Loosely organized criminal group in Japan

Tokuryū (匿流) is a term coined by Japan's National Police Agency (NPA) to describe a new and growing form of loosely organized criminal groups that have emerged as an alternative to traditional yakuza organizations. The term combines the Japanese words anonymous (匿名, tokumei) and fluid (流動, ryūdo), reflecting the groups' absence of hierarchy and their flexible, anonymous operations.

These groups have gained prominence in recent years due to crackdowns that disrupted Japan's otherwise hierarchical crime syndicates. Unlike the yakuza, which follow strict codes of conduct and maintain hierarchical organizations, tokuryū are decentralized and rely heavily on digital communication to recruit members and coordinate operations.

==History==
Japanese and Filipino law enforcement agencies worked together to dismantle the Luffy gang behind the Luffy robberies from 2022 to 2023.

In August 2025, the National Police Agency plans to use generative AI to identify leaders of various tokuryu gangs while collaborating with foreign police forces overseas.

On June 1, 2025, the TMPD announced the creation of the Tokuryu countermeasures headquarters, tasked to investigate and arrest anyone involved in tokuryu operations. It would be allow to operate even outside its jurisdiction.

In November 2025, an assistant inspector in the Tokyo Metropolitan Police Department (TMPD) was arrested for acting as a mole on behalf of Natural, which is considered as a Tokuryū group.

On August 6, 2026, the NPA is considering to implement a new investigation method that involves remotely analyzing communication apps used by tokuryu gangs.

== Characteristics ==

=== Structure and organization ===
Tokuryū groups operate without a centralized structure or formal leadership, making them distinct from traditional yakuza syndicates. Members often do not know one another personally and are recruited for specific tasks or crimes. This lack of connection between members complicates investigations and makes these groups more elusive.

=== Recruitment ===
These groups typically recruit online through social media and encrypted messaging apps. Many recruits are young, including students, part-time workers and unemployed, lured by the promise of high earnings through what are often marketed as dark part-time jobs (闇バイト, yami-baito).

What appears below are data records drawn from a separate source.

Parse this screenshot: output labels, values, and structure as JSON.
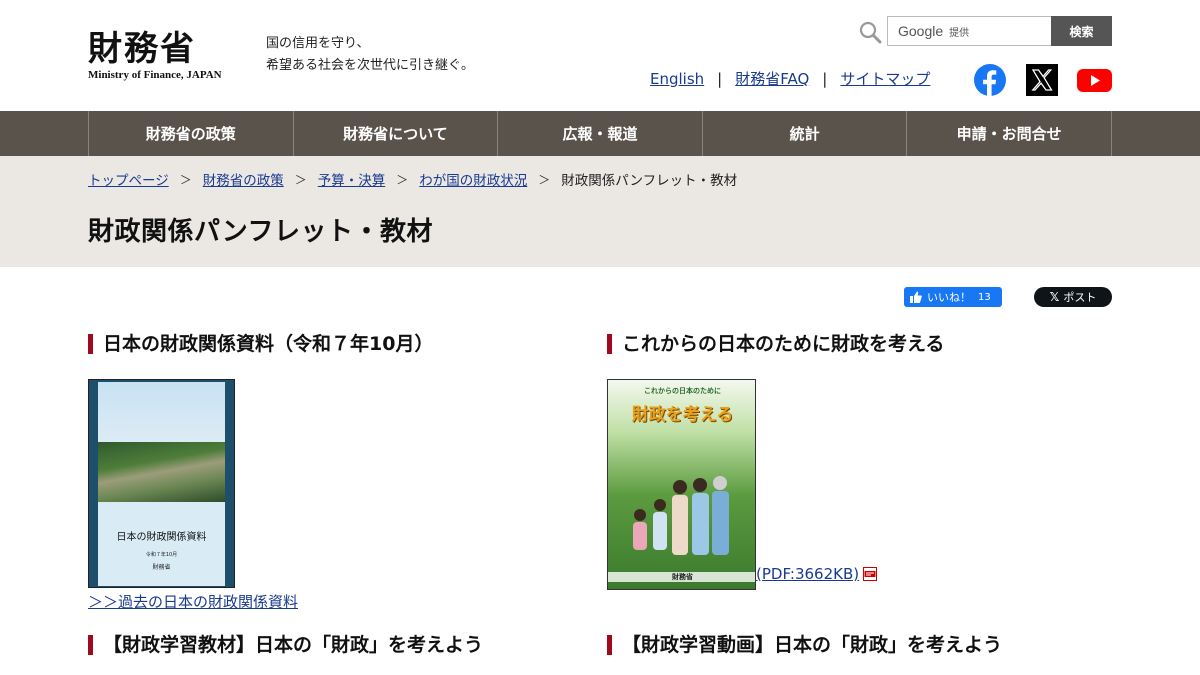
{
  "header": {
    "logo_jp": "財務省",
    "logo_en": "Ministry of Finance, JAPAN",
    "tagline_line1": "国の信用を守り、",
    "tagline_line2": "希望ある社会を次世代に引き継ぐ。",
    "search": {
      "provider": "Google",
      "provided_label": "提供",
      "button_label": "検索"
    },
    "util_links": [
      "English",
      "財務省FAQ",
      "サイトマップ"
    ],
    "util_separator": "|",
    "social_icons": [
      "facebook-icon",
      "x-icon",
      "youtube-icon"
    ]
  },
  "nav": {
    "items": [
      "財務省の政策",
      "財務省について",
      "広報・報道",
      "統計",
      "申請・お問合せ"
    ]
  },
  "breadcrumb": {
    "items": [
      "トップページ",
      "財務省の政策",
      "予算・決算",
      "わが国の財政状況"
    ],
    "separator": "＞",
    "current": "財政関係パンフレット・教材"
  },
  "page_title": "財政関係パンフレット・教材",
  "share": {
    "like_label": "いいね！",
    "like_count": "13",
    "post_label": "ポスト"
  },
  "sections": {
    "s1": {
      "title": "日本の財政関係資料（令和７年10月）",
      "cover_title": "日本の財政関係資料",
      "cover_sub": "令和７年10月",
      "cover_org": "財務省",
      "past_link": "＞＞過去の日本の財政関係資料"
    },
    "s2": {
      "title": "これからの日本のために財政を考える",
      "cover_top": "これからの日本のために",
      "cover_big": "財政を考える",
      "cover_org": "財務省",
      "pdf_link": "(PDF:3662KB)"
    },
    "s3": {
      "title": "【財政学習教材】日本の「財政」を考えよう"
    },
    "s4": {
      "title": "【財政学習動画】日本の「財政」を考えよう"
    }
  },
  "colors": {
    "nav_bg": "#5a534b",
    "band_bg": "#ebe8e4",
    "accent_bar": "#a00a1f",
    "link": "#1a3a8f",
    "facebook": "#1877f2",
    "youtube": "#ff0000"
  }
}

These jobs often lead participants into criminal activities.

=== Criminal activities ===
Tokuryū groups are involved in a wide range of illegal activities, including:

- Fraud: Scams such as impersonation fraud and phishing, often targeting vulnerable populations like the elderly.
- Drug trafficking: Smuggling and distributing illegal substances.
- Illegal fishing:
- Robberies and thefts: Coordinated smash-and-grab robberies, particularly targeting high-value items which include vehicles.
- Murder and assault: High-profile cases, such as contract killings, have also been linked to tokuryū.
- Ancillary offenses: Facilitating illegal activities by creating fake documents, operating underground banks, or organizing sham marriages.